Wolfe comments that, although "we have not always managed our natural resources in the past," this "does not mean that we are incapable of doing so in the future." This is probably true, but being "capable" and being "willing" are two quite different things, and given the human race's history of avoiding rational solutions in favor of quick profits I think that I would prefer to err on the side of caution in ensuring that my children and grandchildren will have enough water to drink. If this makes me part of Wolfe's "radical environmental minority" then so be it. There are worse things one can be.
James F. Jungles (Dec. 31) raises the interesting question about Bosnia: for whom are we fighting? So far we are not fighting for anybody, or at all, for that matter -- except against winter mud. But if we were fighting, the obvious answer is, of course, that like the cop on the beat in Oakland or Pinole we wouldn't be fighting for any particular group but to enforce compliance with a law that has been accepted, at least in principle, by all parties to the -- hopefully late -- civil war.

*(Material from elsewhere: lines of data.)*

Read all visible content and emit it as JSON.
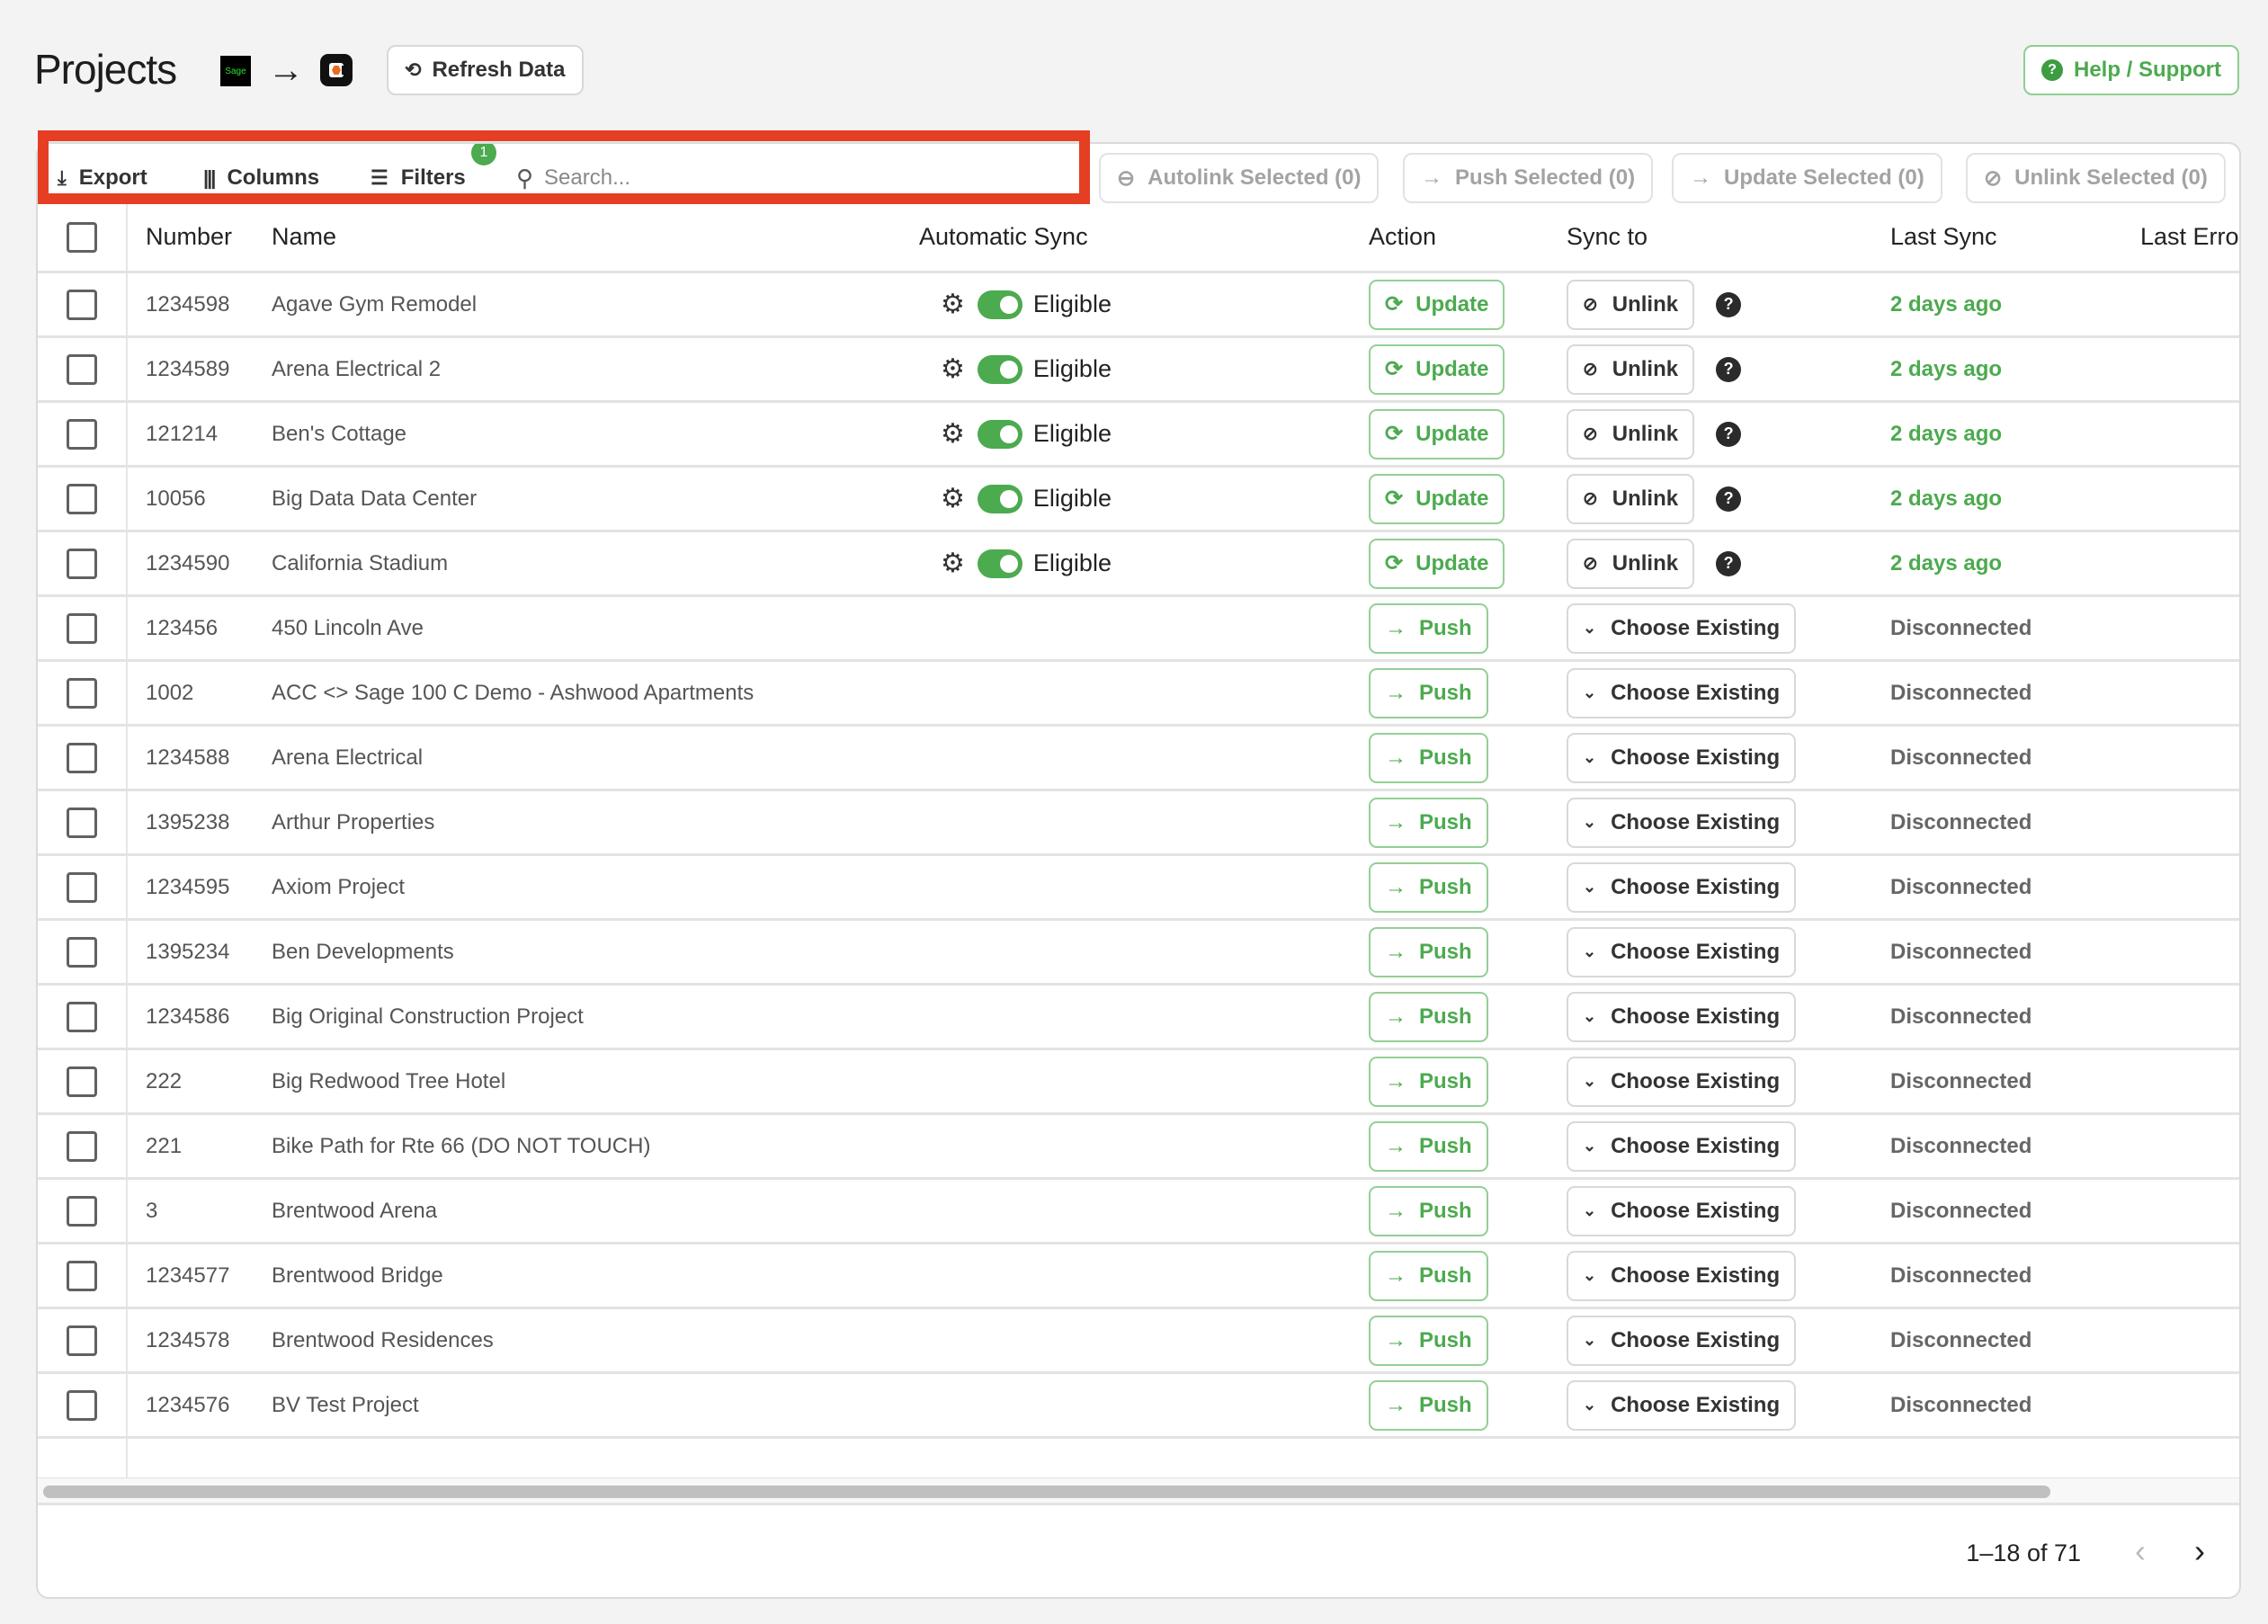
{
  "header": {
    "title": "Projects",
    "source_logo": "Sage",
    "flow_icon": "arrow-right-icon",
    "refresh_label": "Refresh Data",
    "help_label": "Help / Support"
  },
  "toolbar": {
    "export_label": "Export",
    "columns_label": "Columns",
    "filters_label": "Filters",
    "filters_badge": "1",
    "search_placeholder": "Search...",
    "search_value": ""
  },
  "bulk_actions": {
    "autolink": "Autolink Selected (0)",
    "push": "Push Selected (0)",
    "update": "Update Selected (0)",
    "unlink": "Unlink Selected (0)"
  },
  "columns": {
    "number": "Number",
    "name": "Name",
    "auto_sync": "Automatic Sync",
    "action": "Action",
    "sync_to": "Sync to",
    "last_sync": "Last Sync",
    "last_error": "Last Erro"
  },
  "rows": [
    {
      "number": "1234598",
      "name": "Agave Gym Remodel",
      "auto": "Eligible",
      "action": "Update",
      "sync": "Unlink",
      "last": "2 days ago"
    },
    {
      "number": "1234589",
      "name": "Arena Electrical 2",
      "auto": "Eligible",
      "action": "Update",
      "sync": "Unlink",
      "last": "2 days ago"
    },
    {
      "number": "121214",
      "name": "Ben's Cottage",
      "auto": "Eligible",
      "action": "Update",
      "sync": "Unlink",
      "last": "2 days ago"
    },
    {
      "number": "10056",
      "name": "Big Data Data Center",
      "auto": "Eligible",
      "action": "Update",
      "sync": "Unlink",
      "last": "2 days ago"
    },
    {
      "number": "1234590",
      "name": "California Stadium",
      "auto": "Eligible",
      "action": "Update",
      "sync": "Unlink",
      "last": "2 days ago"
    },
    {
      "number": "123456",
      "name": "450 Lincoln Ave",
      "auto": "",
      "action": "Push",
      "sync": "Choose Existing",
      "last": "Disconnected"
    },
    {
      "number": "1002",
      "name": "ACC <> Sage 100 C Demo - Ashwood Apartments",
      "auto": "",
      "action": "Push",
      "sync": "Choose Existing",
      "last": "Disconnected"
    },
    {
      "number": "1234588",
      "name": "Arena Electrical",
      "auto": "",
      "action": "Push",
      "sync": "Choose Existing",
      "last": "Disconnected"
    },
    {
      "number": "1395238",
      "name": "Arthur Properties",
      "auto": "",
      "action": "Push",
      "sync": "Choose Existing",
      "last": "Disconnected"
    },
    {
      "number": "1234595",
      "name": "Axiom Project",
      "auto": "",
      "action": "Push",
      "sync": "Choose Existing",
      "last": "Disconnected"
    },
    {
      "number": "1395234",
      "name": "Ben Developments",
      "auto": "",
      "action": "Push",
      "sync": "Choose Existing",
      "last": "Disconnected"
    },
    {
      "number": "1234586",
      "name": "Big Original Construction Project",
      "auto": "",
      "action": "Push",
      "sync": "Choose Existing",
      "last": "Disconnected"
    },
    {
      "number": "222",
      "name": "Big Redwood Tree Hotel",
      "auto": "",
      "action": "Push",
      "sync": "Choose Existing",
      "last": "Disconnected"
    },
    {
      "number": "221",
      "name": "Bike Path for Rte 66 (DO NOT TOUCH)",
      "auto": "",
      "action": "Push",
      "sync": "Choose Existing",
      "last": "Disconnected"
    },
    {
      "number": "3",
      "name": "Brentwood Arena",
      "auto": "",
      "action": "Push",
      "sync": "Choose Existing",
      "last": "Disconnected"
    },
    {
      "number": "1234577",
      "name": "Brentwood Bridge",
      "auto": "",
      "action": "Push",
      "sync": "Choose Existing",
      "last": "Disconnected"
    },
    {
      "number": "1234578",
      "name": "Brentwood Residences",
      "auto": "",
      "action": "Push",
      "sync": "Choose Existing",
      "last": "Disconnected"
    },
    {
      "number": "1234576",
      "name": "BV Test Project",
      "auto": "",
      "action": "Push",
      "sync": "Choose Existing",
      "last": "Disconnected"
    }
  ],
  "pagination": {
    "range_text": "1–18 of 71"
  },
  "colors": {
    "accent_green": "#4caa4f",
    "highlight_red": "#e53e22"
  }
}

Jungles also mentions the danger to American troops from some eight million land mines in Bosnia. That danger is real and regrettable, as thousands of dead and maimed Bosnian children will be testifying over the next few decades, though I confess that I would feel even more regret if I could be absolutely sure that none of those land mines -- or at most a tiny fraction of them -- were marked "Made in U.S.A." on their casings. I suspect, though, that this hope is a vain one.
Somehow Jungles then confuses the U.S.-led NATO force in Bosnia with the tiny U.S. contingent in the U.N. "peacekeeping force" in nearby Makedonia -- a group whose most violent encounter to date has most likely been with a bottle of "slivovica" when no one present had a church key. That one American refused to carry out an order issued by the President of the United States -- to sew a U.N. patch on his uniform -- seems to Jungles to be an act of heroism, not a violation of Article 2 Section 2 of the Constitution of the United States and of Michael New's induction oath, which it in fact was. Jungles then asks whether it is "lawful to be ordered to put on the uniform of a foreign government". Skipping over the facts that a patch and beret hardly constitute a uniform -- except perhaps at a nudist colony -- and that the United Nations is by no stretch of the imagination a government, foreign or otherwise, one might wonder why Jungles and others have failed to raise the same question on those occasions when U.S. "military advisors" have been ordered to put on the uniforms of host governments to free the U.S. from "accountability" in local, but often U.S.-led, military operations.